This is probably an accurate accounting of where these negotiations stand:
There’s no reason at all to expect any [Supercmte] deal in the end, because nothing has really changed. As long as Republicans refuse to consider any tax increases, there’s just not going to be a grand bargain.
And there’s no reason at all to expect Republicans to agree to tax increases; even if the committee did, their bill would be dead on arrival in the House. As near as I can tell, the Democrats would be willing to negotiate a deal if one were available, and even give up some liberal priorities in order to win other things, but Republicans just aren’t interested: there’s nothing they care about that they would be willing to sacrifice lower taxes on the wealthy for. Sure, some Republicans really oppose defense cuts, and if there’s no deal it’s possible that down the line the trigger will actually take effect and those cuts will happen, but they would prefer even that to having to vote for tax increases. And clearly none of them considers the federal budget deficit to be anywhere near as important to keeping high-end taxes low.
So what we’re seeing with today’s developments isn’t about bargaining, it’s about the spin both parties hope to take away from the deadlock. And for the Democrats that is once again a main course of reasonableness (they’re willing to cut a deal if only Republicans were willing) along with healthy side dishes of increased taxes on rich folks and new job creation measures. In other words, the items Barack Obama has been talking about that have been polling well for the last several weeks.
But as far as cutting a deal, we’ve seen that Republicans have some leverage when they have a sufficiently large and immediate hostage, but not otherwise.
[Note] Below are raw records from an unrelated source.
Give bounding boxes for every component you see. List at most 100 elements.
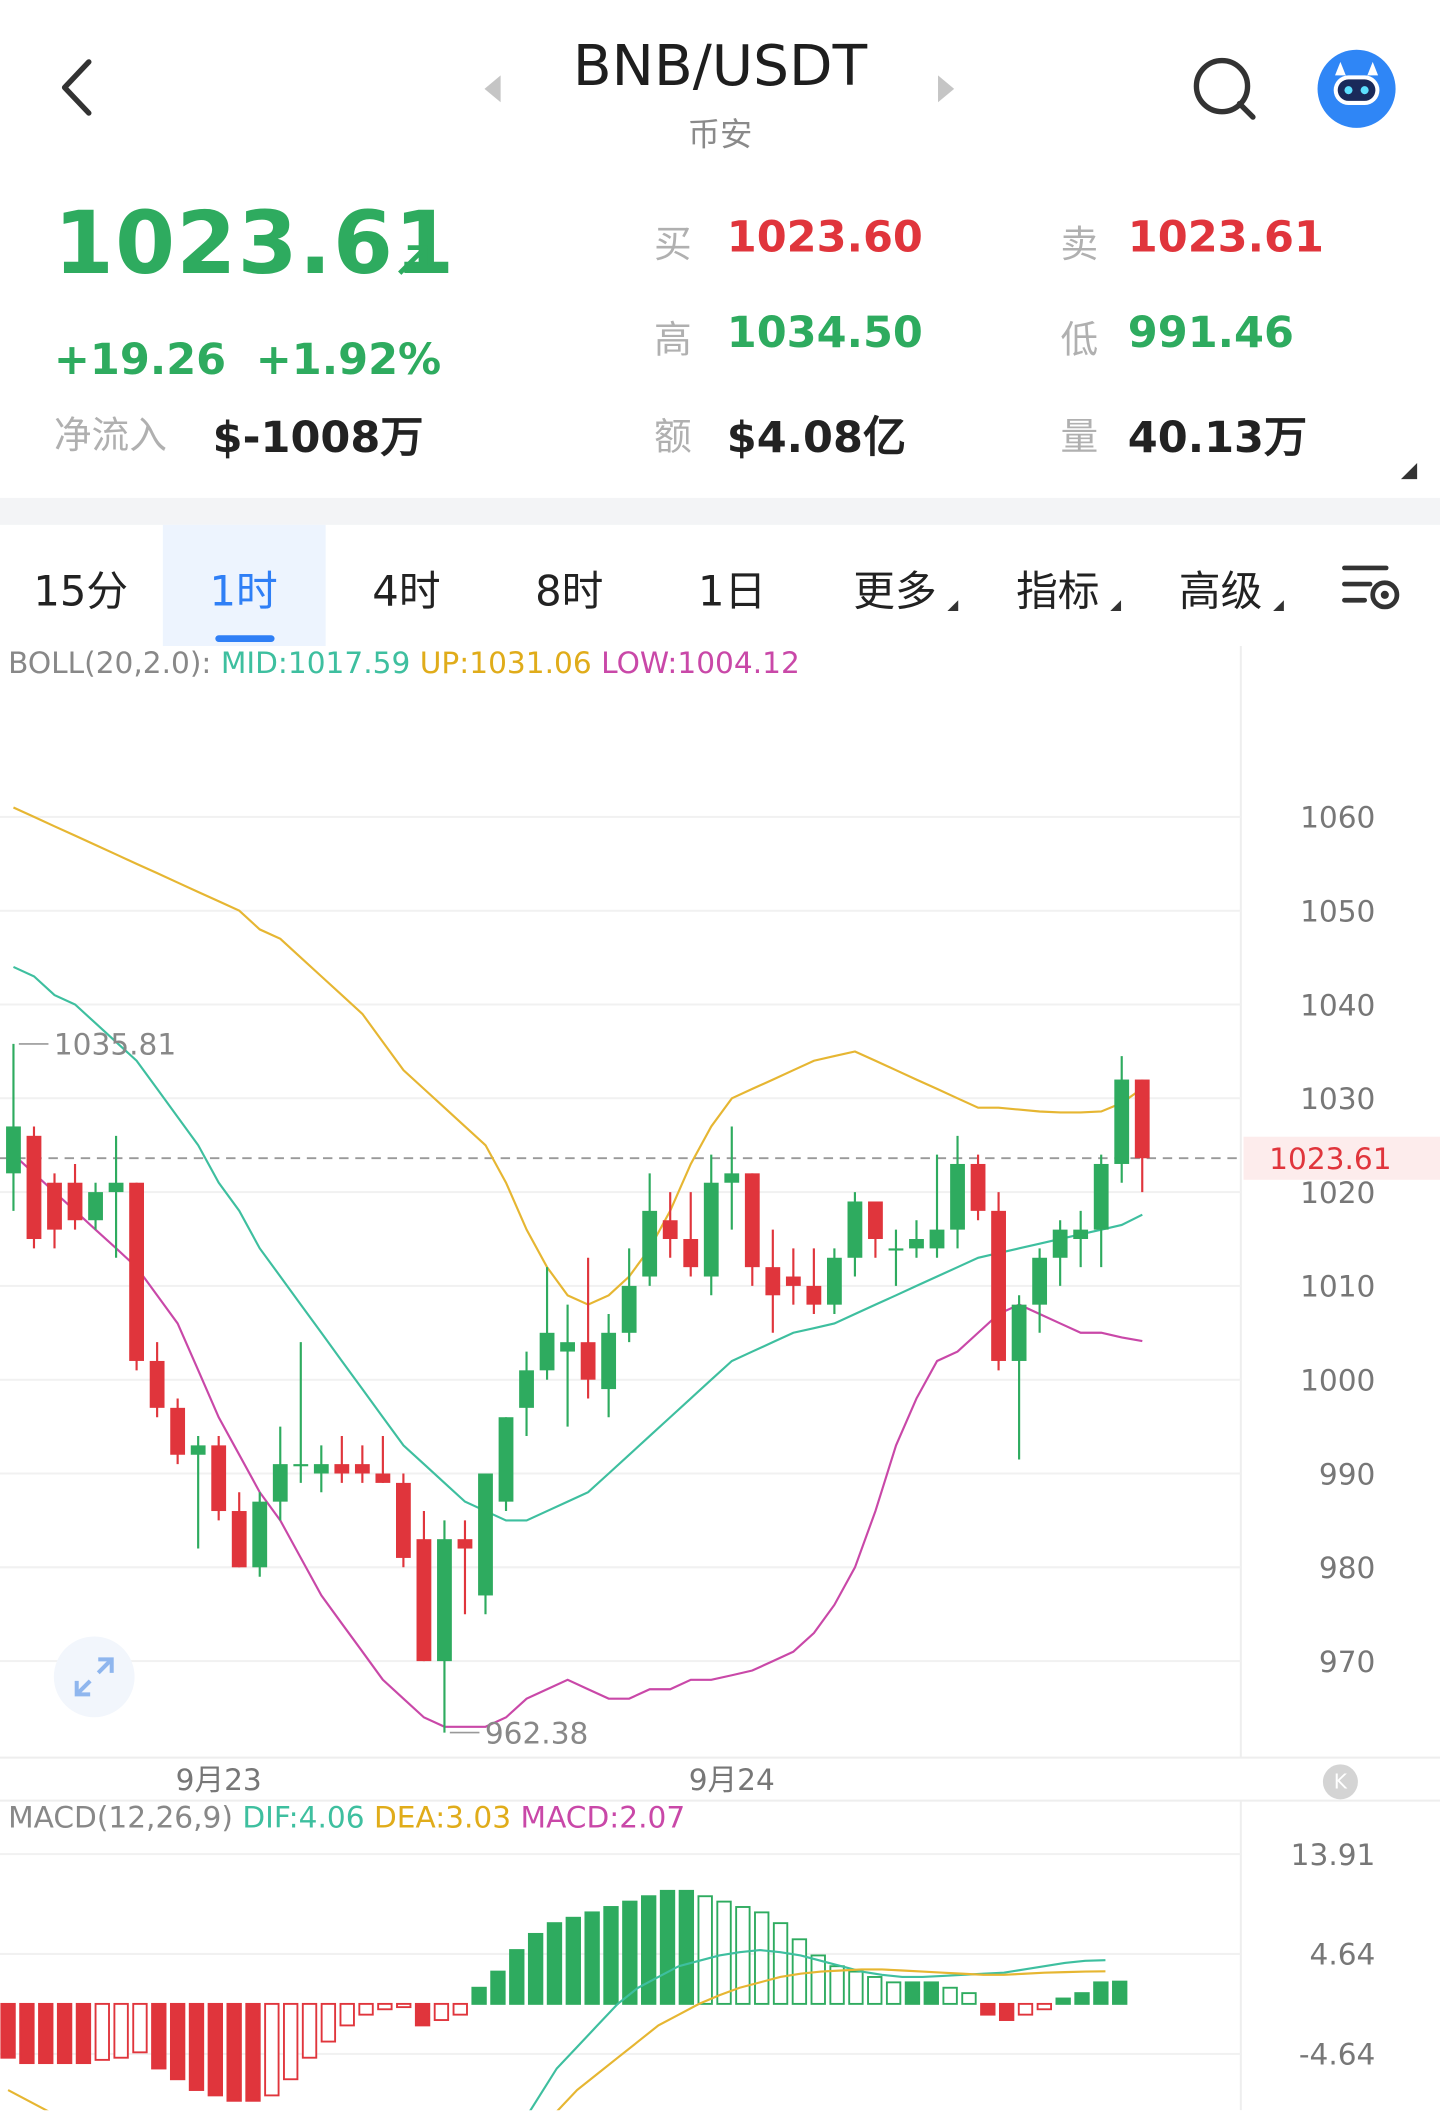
candle-body [498,1417,514,1502]
macd-bar [735,1906,751,2005]
boll-legend-low: LOW:1004.12 [601,647,800,681]
tab-more[interactable]: 更多 [853,567,937,617]
price-axis-tick: 1050 [1300,894,1375,928]
volume-value: 40.13万 [1127,411,1308,463]
candle-body [129,1182,144,1361]
macd-bar [697,1895,713,2005]
expand-details-button[interactable] [1400,460,1419,486]
macd-bar [245,2002,261,2102]
macd-bar [659,1889,676,2005]
macd-bar [151,2002,167,2070]
tab-advanced[interactable]: 高级 [1178,567,1263,617]
assistant-avatar[interactable] [1316,48,1397,129]
candle-body [991,1210,1006,1361]
macd-bar [546,1922,563,2005]
last-price-tag: 1023.61 [1269,1142,1391,1176]
candle-body [313,1464,329,1474]
candle-body [395,1482,411,1558]
macd-bar [678,1889,695,2005]
tab-1h[interactable]: 1时 [209,567,278,617]
bid-price: 1023.60 [726,211,923,263]
candle-body [252,1501,268,1568]
candle-body [909,1239,924,1249]
macd-bar [169,2002,186,2081]
boll-legend: BOLL(20,2.0): MID:1017.59 UP:1031.06 LOW… [8,647,800,681]
candle-body [6,1126,21,1174]
candle-body [539,1332,555,1371]
candle-body [580,1342,596,1380]
macd-bar [490,1970,506,2005]
boll-mid-line [13,965,1143,1522]
price-axis-tick: 1030 [1300,1082,1375,1116]
macd-bar [754,1911,770,2005]
candle-body [108,1182,124,1193]
macd-bar [998,2002,1015,2021]
net-inflow-value: $-1008万 [212,411,424,463]
chart-settings-button[interactable] [1340,560,1402,619]
candle-body [170,1407,186,1455]
prev-pair-button[interactable] [480,73,504,111]
candle-body [26,1135,42,1240]
candle-body [683,1239,699,1268]
candle-body [416,1539,432,1662]
chart-area[interactable]: 1060 1050 1040 1030 1020 1010 1000 990 980 970 102… [0,645,1440,2116]
selected-tab-bg [162,524,326,646]
price-change: +19.26 [53,333,227,385]
low-label: 低 [1060,317,1099,363]
amount-label: 额 [654,414,692,459]
macd-bar [283,2002,299,2081]
high-price: 1034.50 [726,306,923,358]
candle-body [929,1229,945,1249]
macd-bar [320,2002,337,2043]
kline-badge-button[interactable]: K [1322,1764,1358,1800]
macd-bar [0,2002,16,2059]
candle-body [519,1370,534,1408]
low-price: 991.46 [1127,306,1294,358]
candle-body [642,1210,658,1277]
macd-legend-name: MACD(12,26,9) [8,1802,233,1836]
bid-label: 买 [654,222,692,267]
last-price-tag-bg [1243,1136,1440,1180]
candle-body [1134,1079,1150,1159]
macd-bar [433,2002,450,2021]
back-button[interactable] [54,54,108,121]
tab-advanced-caret-icon [1272,592,1285,618]
tab-indicators-caret-icon [1109,592,1122,618]
price-axis-tick: 1060 [1300,801,1375,835]
macd-dif-line [525,1948,1106,2116]
macd-bar [942,1986,958,2005]
candle-body [1011,1304,1027,1361]
search-button[interactable] [1190,54,1260,124]
next-pair-button[interactable] [934,73,958,111]
candle-body [601,1332,617,1390]
candle-body [621,1285,637,1333]
price-axis-tick: 1040 [1300,988,1375,1022]
candle-body [478,1473,493,1596]
tab-8h[interactable]: 8时 [535,567,604,617]
tab-15m[interactable]: 15分 [33,567,129,617]
candle-body [826,1257,842,1305]
candlestick-chart[interactable]: 1060 1050 1040 1030 1020 1010 1000 990 980 970 102… [0,645,1440,2116]
fullscreen-button[interactable] [53,1636,135,1718]
macd-bar [904,1981,921,2005]
macd-bar [603,1906,619,2005]
macd-bar [301,2002,318,2059]
candle-body [950,1163,965,1230]
candle-body [354,1464,370,1474]
tab-indicators[interactable]: 指标 [1016,567,1100,617]
macd-bar [848,1970,864,2005]
tab-1d[interactable]: 1日 [697,567,767,617]
macd-bar [716,1900,732,2005]
macd-bar [264,2002,280,2097]
macd-bar [527,1932,544,2005]
candle-body [88,1192,103,1221]
boll-legend-up: UP:1031.06 [419,647,592,681]
pair-title: BNB/USDT [572,32,868,99]
macd-bar [1055,1997,1071,2005]
macd-bar [113,2002,129,2059]
macd-bar [132,2002,148,2054]
candle-body [272,1464,288,1502]
candle-body [1114,1079,1130,1164]
tab-4h[interactable]: 4时 [372,567,441,617]
macd-bar [75,2002,92,2065]
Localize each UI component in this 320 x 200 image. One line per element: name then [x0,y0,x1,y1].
They don’t have any hostage on the Joint Select Committee, where neither side is particularly worried about cuts, since they won’t be triggered until after the election. The lack of a hostage means Dems don’t need to cave on tax hikes. The real action will occur when appropriations run out and the threat of a government shutdown returns. That’s the point at which we’ll probably get some real bargaining, and we’ll see whether Obama is going to be willing to risk a shutdown over Tea Party demands. But as long as Republicans refuse to entertain the idea of the wealthy paying a bit more in taxes, the supercommittee will just fizzle.
This is from the excellent Plum Line blog at the Washpost.
This does NOT mean we have nothing to talk about tomorrow. budgets and budget cutting show the country’s priorities. Spending = priorities. Taxing = priorities. What should our priorities be?